1

I want to remove the string between the first pair of < >

Original text:

< a href="ACM-Reference-Format.dbx"> ACM-Reference-Format.dbx < /a > 

I want to be left with just

ACM-Reference-Format.dbx</a> 

I tried using

sed 's/[<->]*/ but it only removed the first <

2 Answers2

1

In regex [] will define a character class, which will match any character in between the brackets.
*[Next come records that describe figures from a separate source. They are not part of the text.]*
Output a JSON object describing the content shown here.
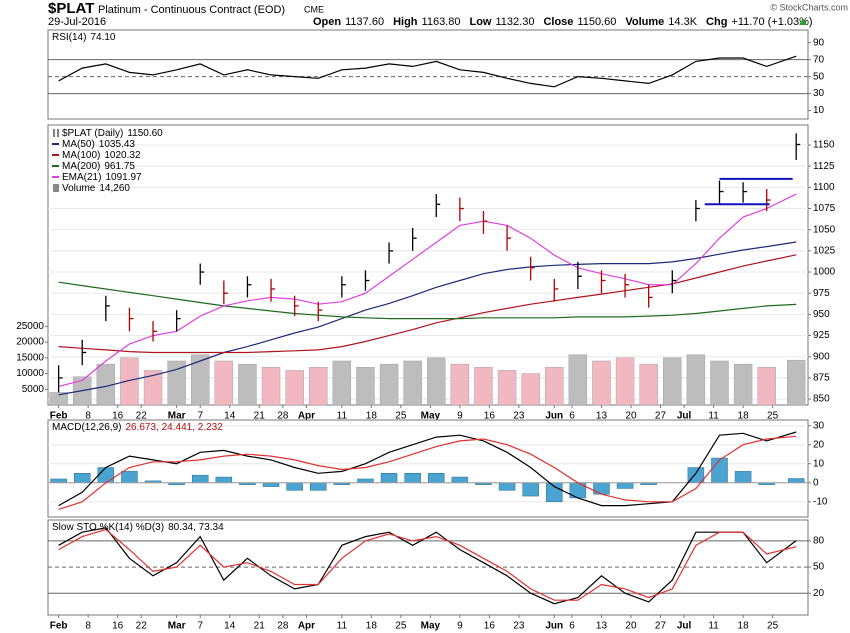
{
  "header": {
    "symbol": "$PLAT",
    "name": "Platinum - Continuous Contract (EOD)",
    "exchange": "CME",
    "date": "29-Jul-2016",
    "copyright": "© StockCharts.com",
    "stats": [
      {
        "label": "Open",
        "value": "1137.60"
      },
      {
        "label": "High",
        "value": "1163.80"
      },
      {
        "label": "Low",
        "value": "1132.30"
      },
      {
        "label": "Close",
        "value": "1150.60"
      },
      {
        "label": "Volume",
        "value": "14.3K"
      },
      {
        "label": "Chg",
        "value": "+11.70 (+1.03%)"
      }
    ]
  },
  "chart_data": [
    {
      "type": "line",
      "title": "RSI(14)",
      "title_values": "74.10",
      "x": [
        0,
        4,
        8,
        12,
        16,
        20,
        24,
        28,
        32,
        36,
        40,
        44,
        48,
        52,
        56,
        60,
        64,
        68,
        72,
        76,
        80,
        84,
        88,
        92,
        96,
        100,
        104,
        108,
        112,
        116,
        120,
        125
      ],
      "xlim": [
        -1.8,
        127
      ],
      "ylim": [
        0,
        105
      ],
      "yticks": [
        10,
        30,
        50,
        70,
        90
      ],
      "reference_lines": [
        {
          "value": 70,
          "dashed": false
        },
        {
          "value": 50,
          "dashed": true
        },
        {
          "value": 30,
          "dashed": false
        }
      ],
      "series": [
        {
          "name": "RSI(14)",
          "color": "#000000",
          "values": [
            45,
            60,
            65,
            55,
            52,
            58,
            65,
            52,
            58,
            52,
            50,
            48,
            58,
            60,
            65,
            62,
            68,
            58,
            55,
            48,
            42,
            38,
            50,
            48,
            45,
            42,
            52,
            68,
            72,
            72,
            62,
            74.1
          ]
        }
      ]
    },
    {
      "type": "ohlc",
      "x": [
        0,
        4,
        8,
        12,
        16,
        20,
        24,
        28,
        32,
        36,
        40,
        44,
        48,
        52,
        56,
        60,
        64,
        68,
        72,
        76,
        80,
        84,
        88,
        92,
        96,
        100,
        104,
        108,
        112,
        116,
        120,
        125
      ],
      "xlim": [
        -1.8,
        127
      ],
      "ylim": [
        843,
        1173.6
      ],
      "yticks": [
        850,
        875,
        900,
        925,
        950,
        975,
        1000,
        1025,
        1050,
        1075,
        1100,
        1125,
        1150
      ],
      "y2lim": [
        0,
        89000
      ],
      "y2ticks": [
        5000,
        10000,
        15000,
        20000,
        25000
      ],
      "grid": true,
      "xticks": [
        {
          "value": 0,
          "label": "Feb"
        },
        {
          "value": 5,
          "label": "8"
        },
        {
          "value": 10,
          "label": "16"
        },
        {
          "value": 14,
          "label": "22"
        },
        {
          "value": 20,
          "label": "Mar"
        },
        {
          "value": 24,
          "label": "7"
        },
        {
          "value": 29,
          "label": "14"
        },
        {
          "value": 34,
          "label": "21"
        },
        {
          "value": 38,
          "label": "28"
        },
        {
          "value": 42,
          "label": "Apr"
        },
        {
          "value": 48,
          "label": "11"
        },
        {
          "value": 53,
          "label": "18"
        },
        {
          "value": 58,
          "label": "25"
        },
        {
          "value": 63,
          "label": "May"
        },
        {
          "value": 68,
          "label": "9"
        },
        {
          "value": 73,
          "label": "16"
        },
        {
          "value": 78,
          "label": "23"
        },
        {
          "value": 84,
          "label": "Jun"
        },
        {
          "value": 87,
          "label": "6"
        },
        {
          "value": 92,
          "label": "13"
        },
        {
          "value": 97,
          "label": "20"
        },
        {
          "value": 102,
          "label": "27"
        },
        {
          "value": 106,
          "label": "Jul"
        },
        {
          "value": 111,
          "label": "11"
        },
        {
          "value": 116,
          "label": "18"
        },
        {
          "value": 121,
          "label": "25"
        }
      ],
      "price": {
        "name": "$PLAT (Daily)",
        "label": "1150.60",
        "color": "#000000",
        "down_color": "#b00000",
        "high": [
          890,
          920,
          972,
          958,
          942,
          955,
          1010,
          990,
          995,
          992,
          972,
          965,
          995,
          1002,
          1035,
          1052,
          1092,
          1088,
          1072,
          1055,
          1018,
          992,
          1012,
          1002,
          998,
          985,
          1002,
          1085,
          1108,
          1106,
          1098,
          1163.8
        ],
        "low": [
          858,
          890,
          942,
          930,
          918,
          930,
          985,
          962,
          970,
          965,
          948,
          942,
          970,
          978,
          1010,
          1025,
          1065,
          1060,
          1045,
          1025,
          990,
          965,
          980,
          975,
          970,
          958,
          975,
          1060,
          1080,
          1082,
          1072,
          1132.3
        ],
        "close": [
          875,
          905,
          960,
          945,
          930,
          945,
          1000,
          975,
          985,
          980,
          960,
          955,
          985,
          990,
          1025,
          1040,
          1080,
          1075,
          1060,
          1040,
          1005,
          980,
          995,
          990,
          985,
          970,
          990,
          1075,
          1095,
          1095,
          1085,
          1150.6
        ]
      },
      "series": [
        {
          "name": "MA(50)",
          "color": "#1f2a7a",
          "values": [
            855,
            860,
            865,
            872,
            878,
            885,
            895,
            905,
            912,
            920,
            928,
            935,
            945,
            955,
            963,
            972,
            982,
            990,
            998,
            1003,
            1006,
            1008,
            1009,
            1010,
            1010,
            1010,
            1012,
            1016,
            1021,
            1026,
            1030,
            1035.43
          ]
        },
        {
          "name": "MA(100)",
          "color": "#b0141e",
          "values": [
            912,
            910,
            908,
            906,
            905,
            905,
            905,
            905,
            905,
            906,
            907,
            908,
            912,
            918,
            925,
            932,
            940,
            946,
            952,
            957,
            962,
            966,
            970,
            974,
            978,
            982,
            986,
            993,
            1000,
            1007,
            1013,
            1020.32
          ]
        },
        {
          "name": "MA(200)",
          "color": "#1e6b1e",
          "values": [
            988,
            984,
            980,
            976,
            972,
            968,
            964,
            960,
            957,
            954,
            951,
            949,
            947,
            946,
            945,
            945,
            945,
            945,
            946,
            946,
            946,
            946,
            947,
            947,
            947,
            948,
            949,
            951,
            954,
            957,
            960,
            961.75
          ]
        },
        {
          "name": "EMA(21)",
          "color": "#e040e0",
          "values": [
            865,
            872,
            895,
            915,
            925,
            930,
            948,
            960,
            966,
            970,
            968,
            962,
            965,
            975,
            995,
            1015,
            1035,
            1055,
            1060,
            1055,
            1040,
            1020,
            1005,
            998,
            992,
            985,
            985,
            1010,
            1040,
            1065,
            1075,
            1091.97
          ]
        }
      ],
      "volume": {
        "name": "Volume",
        "label": "14,260",
        "axis": "y2",
        "color": "#bdbdbd",
        "down_color": "#f2b8c2",
        "values": [
          4000,
          9000,
          13000,
          15000,
          11000,
          14000,
          16000,
          14000,
          13000,
          12000,
          11000,
          12000,
          14000,
          12000,
          13000,
          14000,
          15000,
          13000,
          12000,
          11000,
          10000,
          12000,
          16000,
          14000,
          15000,
          13000,
          15000,
          16000,
          14000,
          13000,
          12000,
          14260
        ]
      },
      "level_color": "#1010c0",
      "levels": [
        {
          "value": 1110,
          "x": [
            112,
            124.4
          ]
        },
        {
          "value": 1080,
          "x": [
            109.5,
            120.5
          ]
        }
      ]
    },
    {
      "type": "macd",
      "title": "MACD(12,26,9)",
      "title_values": "26.673, 24.441, 2.232",
      "x": [
        0,
        4,
        8,
        12,
        16,
        20,
        24,
        28,
        32,
        36,
        40,
        44,
        48,
        52,
        56,
        60,
        64,
        68,
        72,
        76,
        80,
        84,
        88,
        92,
        96,
        100,
        104,
        108,
        112,
        116,
        120,
        125
      ],
      "xlim": [
        -1.8,
        127
      ],
      "ylim": [
        -18,
        33
      ],
      "yticks": [
        -10,
        0,
        10,
        20,
        30
      ],
      "grid": true,
      "series": [
        {
          "name": "MACD",
          "color": "#000000",
          "values": [
            -12,
            -5,
            8,
            14,
            12,
            10,
            16,
            17,
            14,
            12,
            8,
            5,
            6,
            10,
            16,
            20,
            24,
            25,
            22,
            16,
            8,
            -2,
            -8,
            -12,
            -12,
            -11,
            -10,
            5,
            25,
            26,
            22,
            26.673
          ]
        },
        {
          "name": "Signal",
          "color": "#e03030",
          "values": [
            -14,
            -10,
            0,
            8,
            11,
            11,
            12,
            14,
            15,
            14,
            12,
            9,
            7,
            8,
            11,
            15,
            19,
            22,
            23,
            20,
            15,
            8,
            0,
            -6,
            -9,
            -10,
            -10,
            -3,
            12,
            20,
            23,
            24.441
          ]
        }
      ],
      "histogram": {
        "color": "#4aa3d0",
        "values": [
          2,
          5,
          8,
          6,
          1,
          -1,
          4,
          3,
          -1,
          -2,
          -4,
          -4,
          -1,
          2,
          5,
          5,
          5,
          3,
          -1,
          -4,
          -7,
          -10,
          -8,
          -6,
          -3,
          -1,
          0,
          8,
          13,
          6,
          -1,
          2.232
        ]
      }
    },
    {
      "type": "line",
      "title": "Slow STO %K(14) %D(3)",
      "title_values": "80.34, 73.34",
      "x": [
        0,
        4,
        8,
        12,
        16,
        20,
        24,
        28,
        32,
        36,
        40,
        44,
        48,
        52,
        56,
        60,
        64,
        68,
        72,
        76,
        80,
        84,
        88,
        92,
        96,
        100,
        104,
        108,
        112,
        116,
        120,
        125
      ],
      "xlim": [
        -1.8,
        127
      ],
      "ylim": [
        -5,
        104
      ],
      "yticks": [
        20,
        50,
        80
      ],
      "reference_lines": [
        {
          "value": 80,
          "dashed": false
        },
        {
          "value": 50,
          "dashed": true
        },
        {
          "value": 20,
          "dashed": false
        }
      ],
      "xticks": [
        {
          "value": 0,
          "label": "Feb"
        },
        {
          "value": 5,
          "label": "8"
        },
        {
          "value": 10,
          "label": "16"
        },
        {
          "value": 14,
          "label": "22"
        },
        {
          "value": 20,
          "label": "Mar"
        },
        {
          "value": 24,
          "label": "7"
        },
        {
          "value": 29,
          "label": "14"
        },
        {
          "value": 34,
          "label": "21"
        },
        {
          "value": 38,
          "label": "28"
        },
        {
          "value": 42,
          "label": "Apr"
        },
        {
          "value": 48,
          "label": "11"
        },
        {
          "value": 53,
          "label": "18"
        },
        {
          "value": 58,
          "label": "25"
        },
        {
          "value": 63,
          "label": "May"
        },
        {
          "value": 68,
          "label": "9"
        },
        {
          "value": 73,
          "label": "16"
        },
        {
          "value": 78,
          "label": "23"
        },
        {
          "value": 84,
          "label": "Jun"
        },
        {
          "value": 87,
          "label": "6"
        },
        {
          "value": 92,
          "label": "13"
        },
        {
          "value": 97,
          "label": "20"
        },
        {
          "value": 102,
          "label": "27"
        },
        {
          "value": 106,
          "label": "Jul"
        },
        {
          "value": 111,
          "label": "11"
        },
        {
          "value": 116,
          "label": "18"
        },
        {
          "value": 121,
          "label": "25"
        }
      ],
      "series": [
        {
          "name": "%K",
          "color": "#000000",
          "values": [
            75,
            90,
            95,
            60,
            40,
            55,
            85,
            35,
            60,
            40,
            25,
            30,
            75,
            85,
            90,
            75,
            90,
            70,
            55,
            40,
            20,
            8,
            15,
            40,
            20,
            10,
            35,
            90,
            90,
            90,
            55,
            80.34
          ]
        },
        {
          "name": "%D",
          "color": "#e03030",
          "values": [
            70,
            85,
            93,
            70,
            45,
            50,
            75,
            50,
            55,
            45,
            30,
            30,
            60,
            80,
            88,
            80,
            85,
            75,
            60,
            45,
            25,
            12,
            12,
            30,
            25,
            15,
            25,
            75,
            90,
            90,
            65,
            73.34
          ]
        }
      ]
    }
  ]
}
For example you could match any character in the alphabet between a-z with [a-z]. This won't help with your example.

What you want to do instead is match < followed by any character followed by >.

Usually you could to that with <.*?>, but as Panki pointed out sed doesn't support non-greedy matches.

You can instead match any character, except for > and /:

sed 's/<[^>\/]*>\s//'

Example:

─$ echo "< a href="ACM-Reference-Format.dbx"> ACM-Reference-Format.dbx < /a > " | sed 's/<[^>\/]*>\s//'
ACM-Reference-Format.dbx < /a > 

Explanation:

<[^>\/]*>
<           #matches <
 [^   ]     #negated character class, matches any character except the ones specified
   > /      #the characters not to be matched
    \       #escaping the following slash to prevent it from being interpreted as special symbol
       *    #matches previous character between 0 and infinity times
        >   #matches >
mashuptwice
  • 1,383
0

You can do the following:

$ sed 's/[^>]*> \([^>]*\)/\1/' file # or string
ACM-Reference-Format.dbx < /a >